Según me contó un cura español, abierta la brecha, se concentró allí la batalla, con buenas dosis de aceite por parte de España, es decir, nosotros, y buen empeño por el lado inglés que a la postre ingresó y se enseñoreó del lugar, ya que Montevideo la coqueta fue, primero, portuguesa, luego, española, más tarde, argentina, luego, portuguesa de nuevo, luego, brasilera, luego argentina de nuevo y por último, por decisión inglesa y brasilera, uruguaya.

Los nuevos gobernantes decidieron (penosa medida progresista que restaría cuantiosos ingresos turísticos) comenzar a arrasar la muralla y la ciudadela, medida que llevó un buen siglo (una célebre canción habla del “negro murallón” que aún quedaba en el siglo XX) Los cachos de la muralla fueron a heder a la escollera.

El progreso, como se ve, no precisaba de murallas, horribles restos de un pasado bárbaro, pero precisaba trazar un damero para La Ciudad Nueva, que no era otra cosa que lo que llamamos El Centro.

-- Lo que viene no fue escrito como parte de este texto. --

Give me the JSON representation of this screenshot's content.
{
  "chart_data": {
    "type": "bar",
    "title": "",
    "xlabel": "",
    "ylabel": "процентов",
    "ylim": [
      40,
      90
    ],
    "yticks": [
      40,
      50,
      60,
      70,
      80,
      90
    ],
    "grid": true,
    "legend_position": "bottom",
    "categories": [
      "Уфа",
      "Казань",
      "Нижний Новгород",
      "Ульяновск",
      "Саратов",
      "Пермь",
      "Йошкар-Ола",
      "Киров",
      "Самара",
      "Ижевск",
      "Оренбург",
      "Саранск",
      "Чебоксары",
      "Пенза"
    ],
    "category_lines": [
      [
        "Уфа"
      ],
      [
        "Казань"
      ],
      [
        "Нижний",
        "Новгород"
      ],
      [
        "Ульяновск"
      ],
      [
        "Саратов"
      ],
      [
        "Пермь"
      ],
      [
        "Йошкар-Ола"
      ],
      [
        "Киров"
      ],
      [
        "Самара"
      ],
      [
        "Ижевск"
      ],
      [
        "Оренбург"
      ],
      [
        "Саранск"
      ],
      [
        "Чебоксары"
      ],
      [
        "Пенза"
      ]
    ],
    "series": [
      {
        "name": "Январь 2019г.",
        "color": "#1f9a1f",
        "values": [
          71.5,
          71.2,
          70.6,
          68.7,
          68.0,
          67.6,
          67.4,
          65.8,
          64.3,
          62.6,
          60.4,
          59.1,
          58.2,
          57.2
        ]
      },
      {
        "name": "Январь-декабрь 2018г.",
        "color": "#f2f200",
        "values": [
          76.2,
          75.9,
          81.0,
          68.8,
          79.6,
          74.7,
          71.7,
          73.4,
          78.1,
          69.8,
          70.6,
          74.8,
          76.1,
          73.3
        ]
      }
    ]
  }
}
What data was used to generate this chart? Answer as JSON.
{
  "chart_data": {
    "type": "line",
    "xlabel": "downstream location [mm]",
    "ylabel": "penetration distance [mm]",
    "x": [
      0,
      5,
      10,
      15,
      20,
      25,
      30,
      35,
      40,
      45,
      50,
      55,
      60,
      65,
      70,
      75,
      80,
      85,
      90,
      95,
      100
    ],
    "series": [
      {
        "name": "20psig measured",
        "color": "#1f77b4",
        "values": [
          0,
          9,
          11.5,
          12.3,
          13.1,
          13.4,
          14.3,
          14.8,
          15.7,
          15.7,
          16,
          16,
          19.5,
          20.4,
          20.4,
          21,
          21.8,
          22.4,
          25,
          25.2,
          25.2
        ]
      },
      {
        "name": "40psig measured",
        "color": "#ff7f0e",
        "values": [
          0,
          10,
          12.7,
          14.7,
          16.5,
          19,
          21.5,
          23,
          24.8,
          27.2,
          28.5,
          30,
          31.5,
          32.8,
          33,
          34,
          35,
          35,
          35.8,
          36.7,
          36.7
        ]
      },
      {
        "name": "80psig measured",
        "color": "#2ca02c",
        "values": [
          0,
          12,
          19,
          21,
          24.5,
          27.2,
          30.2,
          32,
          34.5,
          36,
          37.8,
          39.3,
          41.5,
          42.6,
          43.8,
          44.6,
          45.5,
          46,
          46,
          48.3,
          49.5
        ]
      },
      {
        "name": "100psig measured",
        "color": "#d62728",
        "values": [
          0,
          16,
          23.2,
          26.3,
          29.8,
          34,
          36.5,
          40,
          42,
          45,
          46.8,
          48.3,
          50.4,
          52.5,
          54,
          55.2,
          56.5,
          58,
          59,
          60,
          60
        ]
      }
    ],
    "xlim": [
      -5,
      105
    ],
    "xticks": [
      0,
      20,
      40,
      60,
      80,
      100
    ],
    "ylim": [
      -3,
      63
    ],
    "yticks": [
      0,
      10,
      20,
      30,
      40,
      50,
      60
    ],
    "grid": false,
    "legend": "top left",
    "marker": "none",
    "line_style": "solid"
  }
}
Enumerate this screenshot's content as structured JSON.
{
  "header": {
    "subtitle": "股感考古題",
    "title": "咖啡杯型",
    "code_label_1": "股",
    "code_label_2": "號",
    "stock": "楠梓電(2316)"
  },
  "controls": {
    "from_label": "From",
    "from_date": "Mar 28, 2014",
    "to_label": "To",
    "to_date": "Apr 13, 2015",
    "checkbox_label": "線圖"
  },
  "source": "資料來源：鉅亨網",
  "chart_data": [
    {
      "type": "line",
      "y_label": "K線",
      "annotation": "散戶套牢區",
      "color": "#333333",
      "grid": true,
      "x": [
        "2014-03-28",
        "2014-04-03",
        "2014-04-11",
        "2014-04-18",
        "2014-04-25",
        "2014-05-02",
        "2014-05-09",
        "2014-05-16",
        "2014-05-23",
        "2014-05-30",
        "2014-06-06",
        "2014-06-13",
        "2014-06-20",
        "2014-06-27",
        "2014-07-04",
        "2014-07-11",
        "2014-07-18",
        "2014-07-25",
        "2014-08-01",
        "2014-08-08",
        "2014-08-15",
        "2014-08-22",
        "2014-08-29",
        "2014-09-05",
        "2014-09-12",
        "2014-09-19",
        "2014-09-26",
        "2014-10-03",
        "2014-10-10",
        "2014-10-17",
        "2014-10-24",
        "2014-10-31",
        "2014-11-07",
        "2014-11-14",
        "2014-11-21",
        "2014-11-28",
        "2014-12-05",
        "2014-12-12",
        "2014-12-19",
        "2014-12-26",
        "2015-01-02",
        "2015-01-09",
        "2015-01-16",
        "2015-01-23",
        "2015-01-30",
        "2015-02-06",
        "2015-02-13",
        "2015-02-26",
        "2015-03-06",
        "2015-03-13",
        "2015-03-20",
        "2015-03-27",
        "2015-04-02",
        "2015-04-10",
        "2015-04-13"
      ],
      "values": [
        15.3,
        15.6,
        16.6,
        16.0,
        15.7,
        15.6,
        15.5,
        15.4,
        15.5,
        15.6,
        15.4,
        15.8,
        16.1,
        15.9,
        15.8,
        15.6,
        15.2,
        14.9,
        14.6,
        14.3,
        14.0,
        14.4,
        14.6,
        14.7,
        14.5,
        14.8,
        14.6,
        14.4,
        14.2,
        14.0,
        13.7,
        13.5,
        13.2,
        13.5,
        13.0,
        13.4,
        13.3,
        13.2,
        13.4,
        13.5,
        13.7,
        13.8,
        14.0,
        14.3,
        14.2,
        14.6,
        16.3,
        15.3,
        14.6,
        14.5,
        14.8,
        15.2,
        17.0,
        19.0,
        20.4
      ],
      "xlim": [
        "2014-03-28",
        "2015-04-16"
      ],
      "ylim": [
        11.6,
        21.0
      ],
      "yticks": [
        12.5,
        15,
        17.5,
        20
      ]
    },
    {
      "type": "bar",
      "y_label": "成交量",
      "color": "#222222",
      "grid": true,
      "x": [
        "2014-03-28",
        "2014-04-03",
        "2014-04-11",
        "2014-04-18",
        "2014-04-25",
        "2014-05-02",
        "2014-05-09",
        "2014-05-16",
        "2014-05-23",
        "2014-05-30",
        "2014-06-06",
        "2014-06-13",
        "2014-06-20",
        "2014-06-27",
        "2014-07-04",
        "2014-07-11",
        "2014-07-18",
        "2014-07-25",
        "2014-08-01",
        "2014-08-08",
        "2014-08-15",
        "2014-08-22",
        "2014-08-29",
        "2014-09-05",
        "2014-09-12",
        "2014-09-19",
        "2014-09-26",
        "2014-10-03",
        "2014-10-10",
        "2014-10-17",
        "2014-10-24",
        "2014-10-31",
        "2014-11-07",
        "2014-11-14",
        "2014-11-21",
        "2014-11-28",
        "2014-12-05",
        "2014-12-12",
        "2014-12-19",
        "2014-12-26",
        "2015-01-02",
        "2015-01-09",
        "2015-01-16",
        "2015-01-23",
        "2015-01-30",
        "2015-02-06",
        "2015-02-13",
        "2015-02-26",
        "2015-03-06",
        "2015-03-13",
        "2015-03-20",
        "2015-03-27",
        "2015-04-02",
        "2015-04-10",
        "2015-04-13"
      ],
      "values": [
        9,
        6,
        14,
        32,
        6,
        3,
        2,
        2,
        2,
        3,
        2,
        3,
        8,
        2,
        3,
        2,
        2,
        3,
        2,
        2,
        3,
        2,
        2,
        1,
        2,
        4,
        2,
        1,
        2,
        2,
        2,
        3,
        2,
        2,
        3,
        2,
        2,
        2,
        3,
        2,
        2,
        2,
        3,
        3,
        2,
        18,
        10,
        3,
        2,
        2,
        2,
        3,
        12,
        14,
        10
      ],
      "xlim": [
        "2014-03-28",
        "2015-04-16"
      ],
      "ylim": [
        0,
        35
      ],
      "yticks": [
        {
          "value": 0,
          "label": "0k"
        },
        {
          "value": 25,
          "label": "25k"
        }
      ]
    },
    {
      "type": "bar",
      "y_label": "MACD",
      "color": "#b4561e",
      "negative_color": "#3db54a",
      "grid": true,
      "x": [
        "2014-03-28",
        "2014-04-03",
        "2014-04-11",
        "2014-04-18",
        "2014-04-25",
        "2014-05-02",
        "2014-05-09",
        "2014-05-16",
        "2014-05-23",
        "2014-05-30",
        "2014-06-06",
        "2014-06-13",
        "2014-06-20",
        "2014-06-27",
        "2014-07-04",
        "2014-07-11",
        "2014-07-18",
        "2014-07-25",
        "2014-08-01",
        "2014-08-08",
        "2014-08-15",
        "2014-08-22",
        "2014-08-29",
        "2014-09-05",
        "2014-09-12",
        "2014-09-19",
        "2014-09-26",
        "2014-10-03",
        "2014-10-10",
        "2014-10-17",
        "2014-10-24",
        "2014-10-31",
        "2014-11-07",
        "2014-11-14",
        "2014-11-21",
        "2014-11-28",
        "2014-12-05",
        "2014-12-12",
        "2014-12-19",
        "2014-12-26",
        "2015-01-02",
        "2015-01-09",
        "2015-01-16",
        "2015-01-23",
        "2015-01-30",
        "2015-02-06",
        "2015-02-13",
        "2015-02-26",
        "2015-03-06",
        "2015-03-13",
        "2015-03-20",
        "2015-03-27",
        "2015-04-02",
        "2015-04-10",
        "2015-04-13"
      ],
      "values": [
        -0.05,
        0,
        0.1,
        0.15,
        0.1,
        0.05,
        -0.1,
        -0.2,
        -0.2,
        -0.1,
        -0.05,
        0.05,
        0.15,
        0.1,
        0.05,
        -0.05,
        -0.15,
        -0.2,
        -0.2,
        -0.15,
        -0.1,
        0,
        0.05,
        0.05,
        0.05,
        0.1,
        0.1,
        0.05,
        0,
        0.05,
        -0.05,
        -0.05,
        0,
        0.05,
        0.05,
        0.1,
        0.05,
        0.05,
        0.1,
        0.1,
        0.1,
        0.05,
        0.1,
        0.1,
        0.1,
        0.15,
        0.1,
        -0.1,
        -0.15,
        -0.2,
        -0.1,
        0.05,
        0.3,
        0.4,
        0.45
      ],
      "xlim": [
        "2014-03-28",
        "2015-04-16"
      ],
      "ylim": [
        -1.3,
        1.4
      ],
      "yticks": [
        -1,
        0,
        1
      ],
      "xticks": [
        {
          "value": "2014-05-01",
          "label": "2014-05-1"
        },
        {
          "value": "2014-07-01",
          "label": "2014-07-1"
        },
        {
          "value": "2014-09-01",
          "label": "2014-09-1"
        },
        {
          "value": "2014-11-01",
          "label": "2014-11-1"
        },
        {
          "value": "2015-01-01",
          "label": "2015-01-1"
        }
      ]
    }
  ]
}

Se trazó como eje el lomo de la cuchilla, 18 de Julio, y en función de él, el damero de calles, pero, lamentablemente, eso impedía seguir el razonable damero a medio rumbo establecido en la Ciudad Vieja, que permite asolear las calles de forma más democrática. Un damero a rumbo entero sigue los cuatro puntos cardinales, y uno a medio rumbo gira ese eje cuarenta y cinco grados.

En la Ciudad Vieja hay un espacio mágico, la Plaza Zabala, que rompe este equilibrio pues sus lados corresponden a los puntos cardinales, y esa irregularidad determina su belleza, pues lo que se encuentra fuera de la norma siempre es más lindo, y para dar un cierre a este texto fuera de la norma, diremos que ocurre con la muralla lo mismo que ocurre con los pensamientos perseguidos en el pasado: de tarde en tarde, en sótanos, bajo los revoques y en terrenos baldíos, asoma la verdad.